Kwestia kleru, to historia zdrady i przekupstwa. Obiecano hierarchom wielkie połacie ziemi, budynki i majątki by ten był opozycją mierną, słabą i lekką. By nie zagrażał prawdziwie kryminalistom u władzy, z czego kler się doskonale wywiązał. Za pieniądze dbali o to, by Polacy się naprawdę nie sprzeciwili władzy. Gdyby kler chciał, na początku przemian miał taką władzę że mógłby przewrócić ten system do góry nogami – ale nie przewrócił. Do tego dochodzi pomoc władzy przy zamiataniu pod dywan spraw pedofilii, która odbija się teraz bolesną zgagą kościołowi, czyli organizacji obiecującej gruszki na wierzbie za pieniądze. Jakoś nikogo nie dziwi, że wśród księży byli TW, czyli agenci udający księży, a mający za zadanie skompromitować tę organizację. Ale gdy mówi się o ludziach pokroju Owsiaka czy JKM jako agentach, pojawia się oburzenie.
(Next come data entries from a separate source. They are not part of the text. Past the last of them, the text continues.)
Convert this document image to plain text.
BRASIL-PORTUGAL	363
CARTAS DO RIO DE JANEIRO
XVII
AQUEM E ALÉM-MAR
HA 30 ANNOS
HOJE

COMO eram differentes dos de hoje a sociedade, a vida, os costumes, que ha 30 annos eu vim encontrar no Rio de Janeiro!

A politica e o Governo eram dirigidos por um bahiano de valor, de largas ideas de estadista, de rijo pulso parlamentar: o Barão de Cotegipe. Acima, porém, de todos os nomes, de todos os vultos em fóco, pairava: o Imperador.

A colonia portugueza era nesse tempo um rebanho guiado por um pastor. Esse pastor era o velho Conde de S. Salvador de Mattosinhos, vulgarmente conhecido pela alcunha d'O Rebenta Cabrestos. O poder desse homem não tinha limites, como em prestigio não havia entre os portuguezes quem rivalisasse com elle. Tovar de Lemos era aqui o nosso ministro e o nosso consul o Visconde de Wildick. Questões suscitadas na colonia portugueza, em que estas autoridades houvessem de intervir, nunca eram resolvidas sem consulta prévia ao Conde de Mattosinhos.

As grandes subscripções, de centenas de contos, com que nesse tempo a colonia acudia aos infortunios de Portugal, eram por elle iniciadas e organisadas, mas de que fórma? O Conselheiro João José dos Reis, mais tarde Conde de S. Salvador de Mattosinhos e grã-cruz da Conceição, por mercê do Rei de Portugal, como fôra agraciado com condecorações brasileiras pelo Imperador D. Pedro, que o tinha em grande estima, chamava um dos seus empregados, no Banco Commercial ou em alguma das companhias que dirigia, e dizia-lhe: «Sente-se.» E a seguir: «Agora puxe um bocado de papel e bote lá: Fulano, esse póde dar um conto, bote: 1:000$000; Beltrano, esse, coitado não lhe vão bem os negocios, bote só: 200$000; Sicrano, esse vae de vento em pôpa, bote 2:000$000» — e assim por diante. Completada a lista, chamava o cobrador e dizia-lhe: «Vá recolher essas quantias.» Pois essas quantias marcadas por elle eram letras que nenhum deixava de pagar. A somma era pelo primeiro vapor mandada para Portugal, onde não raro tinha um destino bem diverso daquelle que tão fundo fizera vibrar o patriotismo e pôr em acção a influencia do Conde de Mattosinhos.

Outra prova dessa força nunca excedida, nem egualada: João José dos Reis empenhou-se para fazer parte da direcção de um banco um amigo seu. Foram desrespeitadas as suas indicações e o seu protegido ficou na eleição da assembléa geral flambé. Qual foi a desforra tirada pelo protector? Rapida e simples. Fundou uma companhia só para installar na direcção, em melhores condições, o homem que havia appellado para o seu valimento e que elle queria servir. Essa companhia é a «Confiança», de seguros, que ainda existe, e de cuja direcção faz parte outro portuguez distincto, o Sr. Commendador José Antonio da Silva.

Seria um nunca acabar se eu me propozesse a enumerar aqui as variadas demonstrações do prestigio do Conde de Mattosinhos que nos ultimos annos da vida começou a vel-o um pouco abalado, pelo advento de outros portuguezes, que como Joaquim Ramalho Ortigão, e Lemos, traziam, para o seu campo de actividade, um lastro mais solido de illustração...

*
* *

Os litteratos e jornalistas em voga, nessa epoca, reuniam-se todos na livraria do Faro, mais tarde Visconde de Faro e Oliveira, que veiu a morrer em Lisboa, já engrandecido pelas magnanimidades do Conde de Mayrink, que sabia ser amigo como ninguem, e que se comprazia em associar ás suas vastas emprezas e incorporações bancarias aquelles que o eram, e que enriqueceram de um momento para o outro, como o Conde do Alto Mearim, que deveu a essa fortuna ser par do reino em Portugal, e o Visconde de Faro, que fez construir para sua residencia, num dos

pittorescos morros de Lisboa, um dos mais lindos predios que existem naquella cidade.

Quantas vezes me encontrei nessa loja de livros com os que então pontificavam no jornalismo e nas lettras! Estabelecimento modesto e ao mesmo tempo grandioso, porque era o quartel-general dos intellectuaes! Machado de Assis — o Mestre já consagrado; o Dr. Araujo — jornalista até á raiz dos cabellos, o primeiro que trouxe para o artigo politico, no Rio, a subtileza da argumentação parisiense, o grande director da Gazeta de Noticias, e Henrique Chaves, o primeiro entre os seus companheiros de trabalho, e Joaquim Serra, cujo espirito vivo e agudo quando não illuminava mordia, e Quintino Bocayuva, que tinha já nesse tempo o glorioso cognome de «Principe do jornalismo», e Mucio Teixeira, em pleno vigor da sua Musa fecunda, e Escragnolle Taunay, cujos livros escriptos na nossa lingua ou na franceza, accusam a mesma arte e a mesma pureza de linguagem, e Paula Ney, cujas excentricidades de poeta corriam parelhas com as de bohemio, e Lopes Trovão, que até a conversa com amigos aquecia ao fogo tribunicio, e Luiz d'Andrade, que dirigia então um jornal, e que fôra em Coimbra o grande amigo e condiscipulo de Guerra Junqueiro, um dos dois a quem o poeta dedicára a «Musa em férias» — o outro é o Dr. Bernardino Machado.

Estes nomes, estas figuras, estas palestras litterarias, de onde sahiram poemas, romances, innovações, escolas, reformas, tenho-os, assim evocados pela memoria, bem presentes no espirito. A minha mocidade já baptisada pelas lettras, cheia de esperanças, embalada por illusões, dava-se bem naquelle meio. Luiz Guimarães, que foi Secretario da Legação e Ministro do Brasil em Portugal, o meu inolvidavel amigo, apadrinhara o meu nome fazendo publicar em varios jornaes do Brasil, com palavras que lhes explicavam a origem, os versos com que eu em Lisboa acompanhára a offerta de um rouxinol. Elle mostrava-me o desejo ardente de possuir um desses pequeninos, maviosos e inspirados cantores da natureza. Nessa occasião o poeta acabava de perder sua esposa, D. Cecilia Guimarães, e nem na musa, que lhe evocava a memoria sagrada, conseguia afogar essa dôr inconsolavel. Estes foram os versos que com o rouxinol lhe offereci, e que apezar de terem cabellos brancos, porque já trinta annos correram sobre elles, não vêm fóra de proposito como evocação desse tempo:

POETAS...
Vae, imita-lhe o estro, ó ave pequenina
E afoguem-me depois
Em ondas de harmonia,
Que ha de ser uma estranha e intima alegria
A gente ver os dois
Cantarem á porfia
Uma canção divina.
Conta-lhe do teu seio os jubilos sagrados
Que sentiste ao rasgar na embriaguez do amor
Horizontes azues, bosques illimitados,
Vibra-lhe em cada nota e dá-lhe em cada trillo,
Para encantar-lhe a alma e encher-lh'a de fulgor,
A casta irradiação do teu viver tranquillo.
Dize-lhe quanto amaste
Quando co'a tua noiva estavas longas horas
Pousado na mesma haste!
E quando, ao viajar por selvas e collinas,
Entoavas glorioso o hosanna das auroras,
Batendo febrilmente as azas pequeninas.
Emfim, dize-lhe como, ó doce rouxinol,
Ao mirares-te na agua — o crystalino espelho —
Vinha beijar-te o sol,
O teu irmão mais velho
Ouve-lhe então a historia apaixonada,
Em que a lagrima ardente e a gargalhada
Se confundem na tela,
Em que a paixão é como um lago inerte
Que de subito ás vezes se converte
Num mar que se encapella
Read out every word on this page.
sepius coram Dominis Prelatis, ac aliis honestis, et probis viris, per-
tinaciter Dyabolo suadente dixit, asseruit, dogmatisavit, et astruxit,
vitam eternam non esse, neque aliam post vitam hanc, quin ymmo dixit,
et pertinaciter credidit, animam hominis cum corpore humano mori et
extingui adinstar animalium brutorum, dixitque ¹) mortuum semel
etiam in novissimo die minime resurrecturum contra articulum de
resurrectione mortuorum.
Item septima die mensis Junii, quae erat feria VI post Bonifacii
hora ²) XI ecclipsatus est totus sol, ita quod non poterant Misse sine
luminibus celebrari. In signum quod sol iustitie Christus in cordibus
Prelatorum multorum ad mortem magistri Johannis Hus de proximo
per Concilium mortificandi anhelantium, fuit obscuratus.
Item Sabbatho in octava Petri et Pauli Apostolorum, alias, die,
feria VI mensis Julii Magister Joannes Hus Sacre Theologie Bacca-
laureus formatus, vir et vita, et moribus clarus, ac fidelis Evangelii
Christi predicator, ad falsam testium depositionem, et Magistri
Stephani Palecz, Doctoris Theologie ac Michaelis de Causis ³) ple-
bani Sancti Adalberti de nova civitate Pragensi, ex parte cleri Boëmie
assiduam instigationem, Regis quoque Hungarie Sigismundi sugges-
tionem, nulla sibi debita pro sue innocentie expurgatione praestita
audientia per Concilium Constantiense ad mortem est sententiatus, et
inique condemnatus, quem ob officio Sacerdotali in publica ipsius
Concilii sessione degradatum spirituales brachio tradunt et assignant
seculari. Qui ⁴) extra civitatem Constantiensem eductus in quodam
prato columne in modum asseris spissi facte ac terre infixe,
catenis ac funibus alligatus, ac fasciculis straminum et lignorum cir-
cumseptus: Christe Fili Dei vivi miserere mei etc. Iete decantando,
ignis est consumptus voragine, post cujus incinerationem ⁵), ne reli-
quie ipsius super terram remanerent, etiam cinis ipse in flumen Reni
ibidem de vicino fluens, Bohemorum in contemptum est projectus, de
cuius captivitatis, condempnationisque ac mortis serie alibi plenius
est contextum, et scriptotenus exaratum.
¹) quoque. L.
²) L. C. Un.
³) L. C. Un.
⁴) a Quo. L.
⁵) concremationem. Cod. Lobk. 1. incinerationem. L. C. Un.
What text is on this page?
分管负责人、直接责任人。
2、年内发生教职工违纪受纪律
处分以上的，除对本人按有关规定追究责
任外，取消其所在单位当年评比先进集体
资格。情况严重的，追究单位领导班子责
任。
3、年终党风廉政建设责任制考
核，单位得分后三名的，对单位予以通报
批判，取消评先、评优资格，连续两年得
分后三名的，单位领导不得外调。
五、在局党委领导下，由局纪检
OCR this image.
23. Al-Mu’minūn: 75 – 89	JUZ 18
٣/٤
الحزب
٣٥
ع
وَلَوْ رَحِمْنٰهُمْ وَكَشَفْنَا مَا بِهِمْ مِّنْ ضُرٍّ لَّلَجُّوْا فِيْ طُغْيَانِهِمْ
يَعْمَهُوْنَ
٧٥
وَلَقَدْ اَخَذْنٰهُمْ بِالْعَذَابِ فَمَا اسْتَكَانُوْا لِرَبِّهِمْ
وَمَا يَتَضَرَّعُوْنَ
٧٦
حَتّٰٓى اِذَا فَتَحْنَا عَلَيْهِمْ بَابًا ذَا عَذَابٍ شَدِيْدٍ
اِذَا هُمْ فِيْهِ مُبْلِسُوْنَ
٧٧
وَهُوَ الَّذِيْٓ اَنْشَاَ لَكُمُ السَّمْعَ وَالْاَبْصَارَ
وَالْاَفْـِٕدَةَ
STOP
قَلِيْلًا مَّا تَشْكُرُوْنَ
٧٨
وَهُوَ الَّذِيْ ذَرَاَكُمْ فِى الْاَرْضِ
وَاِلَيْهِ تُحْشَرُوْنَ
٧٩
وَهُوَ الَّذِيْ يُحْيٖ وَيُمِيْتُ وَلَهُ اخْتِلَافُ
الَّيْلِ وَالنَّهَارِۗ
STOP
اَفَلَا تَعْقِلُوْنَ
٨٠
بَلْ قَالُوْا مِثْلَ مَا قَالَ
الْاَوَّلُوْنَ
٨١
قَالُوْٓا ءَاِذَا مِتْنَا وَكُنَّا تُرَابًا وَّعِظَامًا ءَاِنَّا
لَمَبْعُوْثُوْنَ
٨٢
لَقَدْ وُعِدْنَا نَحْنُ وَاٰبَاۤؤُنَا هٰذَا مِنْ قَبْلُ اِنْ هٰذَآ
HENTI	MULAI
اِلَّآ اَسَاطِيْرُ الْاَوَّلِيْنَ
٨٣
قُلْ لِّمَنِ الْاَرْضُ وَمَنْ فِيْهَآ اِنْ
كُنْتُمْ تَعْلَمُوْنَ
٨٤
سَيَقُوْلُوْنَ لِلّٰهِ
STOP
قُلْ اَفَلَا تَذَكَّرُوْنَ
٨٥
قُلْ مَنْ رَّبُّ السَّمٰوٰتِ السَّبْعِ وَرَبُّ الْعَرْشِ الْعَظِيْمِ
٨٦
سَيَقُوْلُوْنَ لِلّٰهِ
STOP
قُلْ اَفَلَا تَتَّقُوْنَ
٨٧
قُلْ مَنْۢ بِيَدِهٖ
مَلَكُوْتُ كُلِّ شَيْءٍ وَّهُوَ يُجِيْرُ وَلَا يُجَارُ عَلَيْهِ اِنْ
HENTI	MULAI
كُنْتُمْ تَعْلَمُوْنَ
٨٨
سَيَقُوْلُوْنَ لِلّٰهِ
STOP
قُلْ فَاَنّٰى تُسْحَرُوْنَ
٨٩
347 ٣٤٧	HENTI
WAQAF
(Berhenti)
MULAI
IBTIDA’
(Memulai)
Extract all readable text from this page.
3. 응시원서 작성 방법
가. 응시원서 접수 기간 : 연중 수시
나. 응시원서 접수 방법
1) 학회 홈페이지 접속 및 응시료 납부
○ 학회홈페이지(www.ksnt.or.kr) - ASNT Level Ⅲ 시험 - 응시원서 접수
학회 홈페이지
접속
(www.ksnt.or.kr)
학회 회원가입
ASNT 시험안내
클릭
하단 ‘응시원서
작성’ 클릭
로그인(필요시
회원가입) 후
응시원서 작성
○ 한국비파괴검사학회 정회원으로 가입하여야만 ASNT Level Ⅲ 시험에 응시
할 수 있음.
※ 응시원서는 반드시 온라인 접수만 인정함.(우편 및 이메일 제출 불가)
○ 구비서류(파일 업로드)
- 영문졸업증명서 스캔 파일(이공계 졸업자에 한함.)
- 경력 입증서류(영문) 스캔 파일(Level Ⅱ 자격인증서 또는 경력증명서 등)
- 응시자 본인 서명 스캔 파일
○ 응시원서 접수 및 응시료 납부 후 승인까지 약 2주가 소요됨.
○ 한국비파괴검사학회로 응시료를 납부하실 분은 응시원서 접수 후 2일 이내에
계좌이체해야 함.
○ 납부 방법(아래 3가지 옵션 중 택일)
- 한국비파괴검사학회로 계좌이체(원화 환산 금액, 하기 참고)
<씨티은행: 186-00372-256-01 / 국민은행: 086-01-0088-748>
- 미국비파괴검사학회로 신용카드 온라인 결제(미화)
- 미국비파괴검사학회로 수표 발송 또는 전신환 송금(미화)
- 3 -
To jest przykrywka – by ludzie wierzyli kontrolowanemu opozycjoniście. Korwin Mikke nawet chciał lustracji, a geniusz i brydżysta zrobił to w taki sposób, że od początku nie miała szans na przeprowadzenie. Przypadek? wątpliwe. Po prostu miał się uwiarygodnić, by co tydzień w telewizji płakać, że reżimowe media go nie pokazują w telewizji. Nasza młodzież naprawdę to łyknęła, jak stado pelikanów. Korwin jest rzekomo antysystemowy, pokazuje się z muzykami, jest pozornym buntownikiem. Młodzi to lubią.

Żydzi, nasi odwieczni przyjaciele
Kwestia żydowska. Wiadomym jest że ZSSR w postaci wszechwładnego Stalina, wysługiwał się żydami. Znając ich bezdenną nienawiść do Polaków, dał im wszelką władzę w Polsce. To był gwarant tego, że Polska będzie wierną satelitą ZSSR. Żydzi pozmieniali nazwiska na Polskie, ponieważ Polacy doskonale wiedzieli co stało się po wybuchu wojny – żydzi nie chcieli walczyć za Polskę, a kolaborowali z oboma najeźdźcami. Sami żydzi opisują, że holocaust był możliwy w takiej skali tylko z dwóch powodów – po pierwsze żydzi wysługiwali się wiernie gestapo, i sami łapali swoich braci by załadować ich do bydlęcych wagonów, po drugie – żydzi nie mogli uciec do USA, zawrócono ich stamtąd. Bogaci żydzi którzy już wtedy drukowali pieniądze, mieli hollywood, banki i wielkie koncerny, nie chcieli biednych braci z Europy wschodniej. Zostawiono ich na pastwę Hitlera, kiedy dokładnie wiedziano o jego nienawiści wobec tej rasy.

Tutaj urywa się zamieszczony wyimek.